Proximity’s data representation and modeling techniques provide several advantages over traditional methods:
Relational models. Conventional tools cannot exploit the relational structure of data sets. Analysts have to encode the relational structure as propositional features, rather than having the algorithm automatically search over all such features. In addition, such propositional encoding makes it impossible to adjust for relational characteristics of data such as autocorrelation and degree disparity.
Graph query language. Conventional query languages such as SQL make it difficult to retrieve arbitrary subgraphs. Instead, users are limited to retrieving individual records or constructing new records that summarize relational structure. QGraph makes it easy to retrieve and examine arbitrary portions of the graph and thus eases the process of relational knowledge discovery.
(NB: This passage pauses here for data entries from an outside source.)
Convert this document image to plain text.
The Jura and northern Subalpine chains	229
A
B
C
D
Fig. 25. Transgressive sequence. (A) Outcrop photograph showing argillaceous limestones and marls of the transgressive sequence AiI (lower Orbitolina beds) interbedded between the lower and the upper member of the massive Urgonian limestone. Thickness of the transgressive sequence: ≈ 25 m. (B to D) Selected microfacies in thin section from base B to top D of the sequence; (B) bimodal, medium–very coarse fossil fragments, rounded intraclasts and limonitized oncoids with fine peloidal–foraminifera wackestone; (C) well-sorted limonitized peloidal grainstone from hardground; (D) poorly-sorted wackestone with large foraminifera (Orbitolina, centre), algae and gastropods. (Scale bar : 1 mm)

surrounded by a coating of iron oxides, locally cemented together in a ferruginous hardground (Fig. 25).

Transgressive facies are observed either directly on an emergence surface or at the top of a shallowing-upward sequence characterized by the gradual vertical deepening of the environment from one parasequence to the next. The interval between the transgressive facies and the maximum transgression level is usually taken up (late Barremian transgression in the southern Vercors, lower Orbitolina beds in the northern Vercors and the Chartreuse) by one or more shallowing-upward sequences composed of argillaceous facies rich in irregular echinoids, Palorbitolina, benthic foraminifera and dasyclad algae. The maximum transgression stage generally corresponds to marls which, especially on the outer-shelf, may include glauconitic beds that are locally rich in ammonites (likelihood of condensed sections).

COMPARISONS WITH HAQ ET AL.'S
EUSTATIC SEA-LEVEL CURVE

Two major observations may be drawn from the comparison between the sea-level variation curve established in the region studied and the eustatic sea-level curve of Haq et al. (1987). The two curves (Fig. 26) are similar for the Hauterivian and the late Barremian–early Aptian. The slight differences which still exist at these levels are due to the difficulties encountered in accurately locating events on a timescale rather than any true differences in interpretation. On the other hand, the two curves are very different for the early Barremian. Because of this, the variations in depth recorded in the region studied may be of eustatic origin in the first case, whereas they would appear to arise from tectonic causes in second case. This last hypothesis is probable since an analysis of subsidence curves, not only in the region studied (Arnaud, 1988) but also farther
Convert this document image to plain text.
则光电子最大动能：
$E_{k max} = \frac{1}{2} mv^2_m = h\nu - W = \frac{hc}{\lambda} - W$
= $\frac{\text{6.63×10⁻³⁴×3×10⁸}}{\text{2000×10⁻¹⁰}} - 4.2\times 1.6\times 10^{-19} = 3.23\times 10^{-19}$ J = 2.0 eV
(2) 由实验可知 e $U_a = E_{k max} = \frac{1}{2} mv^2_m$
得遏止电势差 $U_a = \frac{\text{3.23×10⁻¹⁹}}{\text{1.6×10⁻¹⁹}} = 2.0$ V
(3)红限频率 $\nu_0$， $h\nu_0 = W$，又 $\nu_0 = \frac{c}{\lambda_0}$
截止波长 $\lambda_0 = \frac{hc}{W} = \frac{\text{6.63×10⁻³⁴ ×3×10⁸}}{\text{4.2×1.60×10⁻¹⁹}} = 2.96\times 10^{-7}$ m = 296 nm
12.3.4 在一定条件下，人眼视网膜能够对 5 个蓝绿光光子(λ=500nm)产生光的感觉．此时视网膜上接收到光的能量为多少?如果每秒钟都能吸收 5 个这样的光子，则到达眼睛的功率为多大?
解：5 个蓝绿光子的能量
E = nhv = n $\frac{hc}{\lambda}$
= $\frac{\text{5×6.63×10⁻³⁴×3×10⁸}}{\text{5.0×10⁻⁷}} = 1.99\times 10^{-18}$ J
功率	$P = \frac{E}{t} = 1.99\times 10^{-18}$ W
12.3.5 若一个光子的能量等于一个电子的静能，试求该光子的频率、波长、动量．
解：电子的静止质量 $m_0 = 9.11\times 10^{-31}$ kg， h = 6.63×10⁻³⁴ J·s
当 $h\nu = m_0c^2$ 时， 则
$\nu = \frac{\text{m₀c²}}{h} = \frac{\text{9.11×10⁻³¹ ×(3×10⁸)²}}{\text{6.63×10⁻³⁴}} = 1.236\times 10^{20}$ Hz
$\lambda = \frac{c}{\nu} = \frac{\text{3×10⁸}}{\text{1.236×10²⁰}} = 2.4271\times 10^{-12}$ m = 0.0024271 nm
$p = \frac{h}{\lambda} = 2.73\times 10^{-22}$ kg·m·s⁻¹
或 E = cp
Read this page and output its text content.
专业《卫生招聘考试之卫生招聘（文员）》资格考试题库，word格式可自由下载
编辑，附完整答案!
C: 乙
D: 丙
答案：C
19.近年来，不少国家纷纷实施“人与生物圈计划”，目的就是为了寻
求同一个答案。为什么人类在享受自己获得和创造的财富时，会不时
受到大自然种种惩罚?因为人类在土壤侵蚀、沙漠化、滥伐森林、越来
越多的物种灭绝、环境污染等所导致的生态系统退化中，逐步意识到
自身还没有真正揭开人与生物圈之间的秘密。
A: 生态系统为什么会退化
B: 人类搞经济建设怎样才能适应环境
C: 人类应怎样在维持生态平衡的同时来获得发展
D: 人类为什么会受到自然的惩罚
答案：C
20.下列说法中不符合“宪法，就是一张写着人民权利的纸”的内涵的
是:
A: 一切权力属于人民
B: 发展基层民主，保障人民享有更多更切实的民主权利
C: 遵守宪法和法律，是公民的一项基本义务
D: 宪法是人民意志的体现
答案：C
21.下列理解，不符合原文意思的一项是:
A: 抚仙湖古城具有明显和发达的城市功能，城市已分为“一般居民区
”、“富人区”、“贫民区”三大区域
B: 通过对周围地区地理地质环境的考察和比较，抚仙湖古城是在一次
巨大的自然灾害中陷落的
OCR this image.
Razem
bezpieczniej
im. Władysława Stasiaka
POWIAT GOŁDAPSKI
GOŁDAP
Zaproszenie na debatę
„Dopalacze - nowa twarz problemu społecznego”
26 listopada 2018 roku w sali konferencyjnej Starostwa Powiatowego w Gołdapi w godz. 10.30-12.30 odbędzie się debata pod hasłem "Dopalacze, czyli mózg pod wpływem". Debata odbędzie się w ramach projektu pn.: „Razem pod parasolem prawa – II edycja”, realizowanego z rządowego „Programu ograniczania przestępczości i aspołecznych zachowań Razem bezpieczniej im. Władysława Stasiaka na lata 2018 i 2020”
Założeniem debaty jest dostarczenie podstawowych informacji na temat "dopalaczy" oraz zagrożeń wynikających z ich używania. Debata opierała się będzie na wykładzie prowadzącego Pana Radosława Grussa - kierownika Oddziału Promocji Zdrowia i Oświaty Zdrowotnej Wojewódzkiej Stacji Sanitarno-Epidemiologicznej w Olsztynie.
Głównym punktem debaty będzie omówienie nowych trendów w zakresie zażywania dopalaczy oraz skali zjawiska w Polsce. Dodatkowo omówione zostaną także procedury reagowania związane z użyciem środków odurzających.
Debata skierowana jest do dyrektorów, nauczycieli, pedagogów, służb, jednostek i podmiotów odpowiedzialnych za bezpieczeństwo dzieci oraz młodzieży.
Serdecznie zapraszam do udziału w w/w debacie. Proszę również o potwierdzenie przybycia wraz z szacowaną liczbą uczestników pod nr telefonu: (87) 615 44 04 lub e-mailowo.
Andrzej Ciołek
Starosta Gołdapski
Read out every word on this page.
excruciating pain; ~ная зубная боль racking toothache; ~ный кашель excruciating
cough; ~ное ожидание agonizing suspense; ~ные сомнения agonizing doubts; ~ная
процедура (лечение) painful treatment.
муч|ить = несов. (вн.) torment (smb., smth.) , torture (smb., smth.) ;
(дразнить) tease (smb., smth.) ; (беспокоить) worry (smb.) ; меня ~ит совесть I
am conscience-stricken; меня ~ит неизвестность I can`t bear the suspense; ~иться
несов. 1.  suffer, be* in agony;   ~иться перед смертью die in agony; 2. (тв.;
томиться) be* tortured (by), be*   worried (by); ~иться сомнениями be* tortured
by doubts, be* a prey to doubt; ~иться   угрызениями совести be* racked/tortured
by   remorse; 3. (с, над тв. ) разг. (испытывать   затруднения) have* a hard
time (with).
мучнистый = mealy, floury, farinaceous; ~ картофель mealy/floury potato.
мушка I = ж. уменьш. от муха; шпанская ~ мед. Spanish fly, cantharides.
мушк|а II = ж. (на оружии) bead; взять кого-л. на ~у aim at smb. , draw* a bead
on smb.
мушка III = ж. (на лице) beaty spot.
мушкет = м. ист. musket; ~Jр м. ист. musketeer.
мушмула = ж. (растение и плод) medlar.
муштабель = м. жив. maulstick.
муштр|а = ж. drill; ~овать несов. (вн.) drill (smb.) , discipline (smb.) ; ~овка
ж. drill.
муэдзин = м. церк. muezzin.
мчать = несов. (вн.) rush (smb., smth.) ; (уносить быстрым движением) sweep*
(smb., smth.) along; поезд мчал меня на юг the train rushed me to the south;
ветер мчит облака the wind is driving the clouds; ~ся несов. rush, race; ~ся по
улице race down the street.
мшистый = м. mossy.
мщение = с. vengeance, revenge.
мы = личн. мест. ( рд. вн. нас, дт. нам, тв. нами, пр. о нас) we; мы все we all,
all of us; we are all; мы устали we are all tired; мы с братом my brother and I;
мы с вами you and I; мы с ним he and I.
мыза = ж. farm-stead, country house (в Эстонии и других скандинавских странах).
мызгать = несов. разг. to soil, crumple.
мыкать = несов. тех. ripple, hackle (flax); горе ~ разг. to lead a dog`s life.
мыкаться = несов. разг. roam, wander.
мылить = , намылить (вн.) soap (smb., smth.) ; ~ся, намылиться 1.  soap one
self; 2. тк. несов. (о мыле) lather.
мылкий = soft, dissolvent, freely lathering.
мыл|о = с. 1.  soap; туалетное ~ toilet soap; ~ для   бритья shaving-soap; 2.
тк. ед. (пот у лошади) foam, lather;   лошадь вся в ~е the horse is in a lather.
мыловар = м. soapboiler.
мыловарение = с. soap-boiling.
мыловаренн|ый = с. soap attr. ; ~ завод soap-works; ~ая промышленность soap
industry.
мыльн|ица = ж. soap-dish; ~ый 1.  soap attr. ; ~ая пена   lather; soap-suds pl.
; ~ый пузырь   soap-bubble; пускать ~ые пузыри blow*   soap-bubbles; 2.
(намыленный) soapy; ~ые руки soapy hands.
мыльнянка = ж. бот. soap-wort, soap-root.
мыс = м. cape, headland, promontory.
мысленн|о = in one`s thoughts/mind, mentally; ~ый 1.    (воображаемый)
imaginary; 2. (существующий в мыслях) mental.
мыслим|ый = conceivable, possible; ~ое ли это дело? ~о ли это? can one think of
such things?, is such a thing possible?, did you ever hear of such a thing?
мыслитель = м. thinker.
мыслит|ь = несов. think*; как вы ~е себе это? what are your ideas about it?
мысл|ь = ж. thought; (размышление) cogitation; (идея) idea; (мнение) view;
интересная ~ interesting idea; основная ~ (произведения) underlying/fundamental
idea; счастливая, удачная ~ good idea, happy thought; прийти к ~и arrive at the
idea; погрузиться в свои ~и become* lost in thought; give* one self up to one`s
Flexible data representation. In a conventional relational database, transforming the schema of a database is a difficult and time-consuming process. A Proximity database does not have a fixed schema. Instead, QGraph queries are used to define the schema for a particular analysis. This can substantially improve the ability to discover knowledge in relational data [Jensen and Neville, KDD, 2002].
Efficient scaling. In a traditional database system, increasing the number of attributes on an object decreases the number of records that can be paged into memory at once. In Proximity, each attribute is stored in its own table. While most operations require a join, MonetDB makes such operations very efficient. As a result, an analyst can create hundreds or even thousands of attributes with little or no impact on query speed.